Frontier Pilot Leadership approves strike authorization
100% of Frontier pilots vote in favor of strike authorization if contract agreement not reached
Frontier Ownership responsible for last major U.S. Airline strike at Spirit Airlines in 2010: Can it happen again?
Air Line Pilots Association gives Frontier pilots $2 million for strike preparation
Frontier Pilots are lowest-paid in North America
Pilots earn 40% less than pilots flying the same airplanes

Frontier Airlines: A Bad Bargain

Frontier pilots are lowest-paid in the industry and ready to strike. Your cheap fare may NOT be a bargain if that happens.

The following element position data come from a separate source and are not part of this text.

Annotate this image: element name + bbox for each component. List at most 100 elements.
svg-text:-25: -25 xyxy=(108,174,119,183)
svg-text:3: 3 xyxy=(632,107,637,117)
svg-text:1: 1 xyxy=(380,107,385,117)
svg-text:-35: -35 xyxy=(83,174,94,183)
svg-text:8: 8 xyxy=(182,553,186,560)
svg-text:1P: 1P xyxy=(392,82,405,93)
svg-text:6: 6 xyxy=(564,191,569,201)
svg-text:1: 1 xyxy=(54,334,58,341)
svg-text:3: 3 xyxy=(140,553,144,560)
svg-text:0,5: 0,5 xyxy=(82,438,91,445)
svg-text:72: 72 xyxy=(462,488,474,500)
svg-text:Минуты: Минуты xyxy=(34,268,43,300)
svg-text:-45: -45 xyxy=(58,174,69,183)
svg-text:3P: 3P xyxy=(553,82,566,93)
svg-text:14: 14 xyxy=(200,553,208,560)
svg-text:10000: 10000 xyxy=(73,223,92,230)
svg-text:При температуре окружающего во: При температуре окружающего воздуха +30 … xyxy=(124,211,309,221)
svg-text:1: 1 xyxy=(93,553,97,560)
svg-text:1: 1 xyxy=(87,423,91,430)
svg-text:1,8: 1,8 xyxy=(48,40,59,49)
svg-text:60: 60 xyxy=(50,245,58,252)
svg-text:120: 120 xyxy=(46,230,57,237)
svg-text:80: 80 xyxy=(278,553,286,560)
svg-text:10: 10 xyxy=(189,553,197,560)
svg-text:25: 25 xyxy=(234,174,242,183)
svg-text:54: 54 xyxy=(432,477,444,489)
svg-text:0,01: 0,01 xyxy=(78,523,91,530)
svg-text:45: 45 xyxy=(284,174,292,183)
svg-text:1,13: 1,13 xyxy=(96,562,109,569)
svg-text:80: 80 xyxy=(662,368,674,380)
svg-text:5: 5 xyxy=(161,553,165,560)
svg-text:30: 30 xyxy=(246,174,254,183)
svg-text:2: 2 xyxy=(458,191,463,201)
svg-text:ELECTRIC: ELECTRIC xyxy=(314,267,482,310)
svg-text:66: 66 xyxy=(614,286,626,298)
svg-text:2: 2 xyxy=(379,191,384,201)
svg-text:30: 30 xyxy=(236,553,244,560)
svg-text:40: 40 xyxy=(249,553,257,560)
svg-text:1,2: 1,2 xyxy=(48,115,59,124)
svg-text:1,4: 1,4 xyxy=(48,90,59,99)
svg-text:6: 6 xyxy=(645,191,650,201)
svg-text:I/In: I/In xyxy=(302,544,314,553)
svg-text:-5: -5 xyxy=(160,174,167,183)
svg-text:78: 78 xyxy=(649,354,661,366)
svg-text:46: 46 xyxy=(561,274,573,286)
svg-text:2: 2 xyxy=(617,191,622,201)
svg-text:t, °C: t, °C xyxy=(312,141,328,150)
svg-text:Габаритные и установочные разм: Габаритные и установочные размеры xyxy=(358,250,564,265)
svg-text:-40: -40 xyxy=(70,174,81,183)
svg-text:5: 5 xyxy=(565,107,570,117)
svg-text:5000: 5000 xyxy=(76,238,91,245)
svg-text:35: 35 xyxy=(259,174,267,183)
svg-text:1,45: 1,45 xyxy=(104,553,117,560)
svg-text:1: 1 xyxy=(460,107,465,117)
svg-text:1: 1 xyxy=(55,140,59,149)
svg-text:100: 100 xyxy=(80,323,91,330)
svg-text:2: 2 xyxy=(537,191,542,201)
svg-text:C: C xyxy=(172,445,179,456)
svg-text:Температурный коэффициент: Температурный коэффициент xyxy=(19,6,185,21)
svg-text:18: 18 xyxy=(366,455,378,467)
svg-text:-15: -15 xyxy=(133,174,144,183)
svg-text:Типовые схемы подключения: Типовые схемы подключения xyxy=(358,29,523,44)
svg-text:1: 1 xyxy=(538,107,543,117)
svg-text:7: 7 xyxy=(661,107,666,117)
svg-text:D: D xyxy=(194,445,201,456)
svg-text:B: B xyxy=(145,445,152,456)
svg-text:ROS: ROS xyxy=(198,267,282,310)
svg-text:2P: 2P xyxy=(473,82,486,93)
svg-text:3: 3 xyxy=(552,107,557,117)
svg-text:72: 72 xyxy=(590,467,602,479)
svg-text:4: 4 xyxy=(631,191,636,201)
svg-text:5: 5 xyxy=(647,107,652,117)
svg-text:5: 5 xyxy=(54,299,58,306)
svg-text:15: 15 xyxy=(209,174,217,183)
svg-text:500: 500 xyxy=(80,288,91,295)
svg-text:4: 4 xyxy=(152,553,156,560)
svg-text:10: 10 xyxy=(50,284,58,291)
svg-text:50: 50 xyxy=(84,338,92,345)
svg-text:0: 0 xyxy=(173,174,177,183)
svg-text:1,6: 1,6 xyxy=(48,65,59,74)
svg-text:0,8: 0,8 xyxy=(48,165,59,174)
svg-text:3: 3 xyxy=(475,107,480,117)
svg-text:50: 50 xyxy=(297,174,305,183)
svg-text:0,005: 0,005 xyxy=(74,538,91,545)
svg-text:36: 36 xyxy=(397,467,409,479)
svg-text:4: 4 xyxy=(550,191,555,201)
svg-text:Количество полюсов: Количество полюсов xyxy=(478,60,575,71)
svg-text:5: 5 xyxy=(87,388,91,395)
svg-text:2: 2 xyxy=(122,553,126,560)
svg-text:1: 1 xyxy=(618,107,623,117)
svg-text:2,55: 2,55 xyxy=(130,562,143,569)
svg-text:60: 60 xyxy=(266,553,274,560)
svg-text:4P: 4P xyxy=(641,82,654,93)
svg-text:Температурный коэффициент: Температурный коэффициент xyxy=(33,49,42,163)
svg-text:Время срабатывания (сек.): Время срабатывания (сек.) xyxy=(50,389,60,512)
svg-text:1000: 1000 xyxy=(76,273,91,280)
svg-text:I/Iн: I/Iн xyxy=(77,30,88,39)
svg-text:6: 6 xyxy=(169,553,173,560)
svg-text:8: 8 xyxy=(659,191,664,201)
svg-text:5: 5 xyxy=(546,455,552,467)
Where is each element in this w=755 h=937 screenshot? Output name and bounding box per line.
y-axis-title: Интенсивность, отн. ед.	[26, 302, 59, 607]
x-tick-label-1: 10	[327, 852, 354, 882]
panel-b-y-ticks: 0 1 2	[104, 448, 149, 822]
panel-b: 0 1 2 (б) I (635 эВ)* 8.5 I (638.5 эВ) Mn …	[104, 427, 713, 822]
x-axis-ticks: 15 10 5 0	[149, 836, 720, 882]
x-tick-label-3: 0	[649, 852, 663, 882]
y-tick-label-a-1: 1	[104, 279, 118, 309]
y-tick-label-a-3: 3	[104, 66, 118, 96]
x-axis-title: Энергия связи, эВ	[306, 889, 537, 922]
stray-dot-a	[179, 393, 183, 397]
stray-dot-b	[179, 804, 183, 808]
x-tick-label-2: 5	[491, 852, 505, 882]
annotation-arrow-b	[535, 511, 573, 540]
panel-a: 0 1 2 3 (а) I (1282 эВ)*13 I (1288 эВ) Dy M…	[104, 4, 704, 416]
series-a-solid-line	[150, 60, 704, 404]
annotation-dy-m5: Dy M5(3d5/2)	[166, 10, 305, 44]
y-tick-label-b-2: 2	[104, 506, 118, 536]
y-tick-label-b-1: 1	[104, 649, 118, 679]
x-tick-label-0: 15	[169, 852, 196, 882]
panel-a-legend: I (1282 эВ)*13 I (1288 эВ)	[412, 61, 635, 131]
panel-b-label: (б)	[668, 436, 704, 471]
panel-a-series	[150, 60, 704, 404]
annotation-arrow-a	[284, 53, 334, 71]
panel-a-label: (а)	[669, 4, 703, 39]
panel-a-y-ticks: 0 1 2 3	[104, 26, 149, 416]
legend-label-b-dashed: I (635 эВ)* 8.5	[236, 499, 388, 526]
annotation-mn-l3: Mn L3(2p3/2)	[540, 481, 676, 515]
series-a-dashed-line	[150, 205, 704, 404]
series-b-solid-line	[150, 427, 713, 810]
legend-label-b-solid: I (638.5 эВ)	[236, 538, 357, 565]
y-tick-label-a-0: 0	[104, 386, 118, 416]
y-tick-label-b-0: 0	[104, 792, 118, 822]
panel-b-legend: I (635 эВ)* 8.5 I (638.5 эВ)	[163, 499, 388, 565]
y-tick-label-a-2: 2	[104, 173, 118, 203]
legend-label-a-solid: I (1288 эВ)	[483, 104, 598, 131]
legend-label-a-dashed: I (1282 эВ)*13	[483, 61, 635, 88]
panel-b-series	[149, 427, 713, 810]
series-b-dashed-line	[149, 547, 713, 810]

Considering Frontier Airlines?

You should know that Frontier pilots are ready to go on strike when legally authorized by the federal government, because owners and management are enriching themselves at their employees’ expense. Your cheap fare may not prove to be a bargain if that happens.


You should also know as you choose an airline for your vacation or other travel needs that Frontier management has enjoyed huge profits, but still refuses to negotiate a fair contract for Frontier pilots, who currently earn 40 percent less than their peers flying the same kind of planes.


Frontier Pilots are ready to strike when released from federally mediated bargaining if management doesn’t negotiate a market-rate contract that pays them a fair wage.

You May Want to Ask Yourself: Is that Cheap Fare Worth the Risk of a Pilot Strike?

Time is running out for Frontier management to avoid the possibility of a significant service disruption should the bargaining process fail, because management continues to insist that Frontier pilots accept far less than the going market wage.  

As a passenger, you have many choices on which airline to fly. Do you really want to support an airline that is willing to risk a strike because it is trying to cut corners on pilot pay?  

Labor Uncertainty at Frontier

Unfortunately, Frontier Airlines refuses to provide pilots with industry standard pay and benefits. The pilots’ current contract was negotiated more than 10 years ago, and its bankruptcy-era rates make them the lowest-paid pilots in the United States for the type of planes they fly. Frontier’s owners have funneled much of the airline’s massive profits into paying hundreds of millions of dollars in dividends and bonuses to investors and management. Meanwhile, pilots at the airline continue to make significantly less than pilots at Spirit, JetBlue, Alaska, Hawaiian, United, Delta, American, and Southwest (and even some regional airlines), despite flying safely and professionally year after year.